Once we’re in, Elle volunteers to make a round of teas, and then we flop in the cavernous front parlour, all on different sofas.
We’re all a bit shaken, to be honest. I know I come across cocky, but I’ve never seen anyone killed before.
I’m a housebreaker, not a mobster. That moment – the moment of actual system shutdown, where Sausage Fingers’ eyes filmed over and his huge body became just a thing – it’s been living in my head rent-free, as the kids say, all last night and most of today.
Living rent-free. Ha ha. That’s how we got into this mess. I think I might be cracking up.
Em opens the batting. ‘So, the situation is this: we are the sole almost-witnesses to a murder that happened last night, of a man who’d just been threatening us, in a home we shouldn’t have been in.’
‘Yes.’
‘In the course of leaving, we left behind at least three incriminating pieces of evidence that we’d been there that night.’
‘Those are only the ones we thought of, but yes.’
‘And now we have inadvertently introduced ourselves to the police investigating the murder …’
‘Excuse me,’ I said. ‘We agreed that trying to get the camera back was a good idea at the time.

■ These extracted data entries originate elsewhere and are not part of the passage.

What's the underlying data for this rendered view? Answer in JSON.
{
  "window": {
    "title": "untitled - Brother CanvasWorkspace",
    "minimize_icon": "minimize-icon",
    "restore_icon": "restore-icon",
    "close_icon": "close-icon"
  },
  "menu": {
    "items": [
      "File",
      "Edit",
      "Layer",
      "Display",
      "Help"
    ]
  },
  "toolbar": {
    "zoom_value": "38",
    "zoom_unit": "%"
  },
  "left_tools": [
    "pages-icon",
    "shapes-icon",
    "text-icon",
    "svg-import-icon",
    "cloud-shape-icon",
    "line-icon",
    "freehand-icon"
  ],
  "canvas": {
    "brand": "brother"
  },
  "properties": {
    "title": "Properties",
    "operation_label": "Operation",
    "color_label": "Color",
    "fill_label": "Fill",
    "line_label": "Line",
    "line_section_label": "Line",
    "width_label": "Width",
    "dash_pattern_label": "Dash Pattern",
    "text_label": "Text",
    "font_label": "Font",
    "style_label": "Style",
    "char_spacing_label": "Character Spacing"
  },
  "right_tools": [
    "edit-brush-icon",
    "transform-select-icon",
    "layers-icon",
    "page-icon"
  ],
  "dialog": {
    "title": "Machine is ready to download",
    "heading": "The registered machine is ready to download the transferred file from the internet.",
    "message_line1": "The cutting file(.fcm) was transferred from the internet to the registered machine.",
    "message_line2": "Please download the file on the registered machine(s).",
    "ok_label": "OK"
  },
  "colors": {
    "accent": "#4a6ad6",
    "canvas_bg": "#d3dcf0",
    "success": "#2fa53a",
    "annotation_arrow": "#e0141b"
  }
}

I didn’t hear any objections from you three.’
‘… and are apparently being tracked by a third party, if not the actual killer himself, who would not appear to have our best interests at heart.’
‘Yeah.’
Jonny chips in. ‘Whoever he is, this guy seems pretty good at tracking us down. We’ll be sitting ducks for him if we stay here.’
‘Maybe,’ Em concedes. ‘So we probably shouldn’t stay here indefinitely.’
I’ve been having my own thoughts about this. ‘I completely disagree. Assuming he can’t track us on a single cab ride across a city – he’s not a Jedi – this is the perfect place.’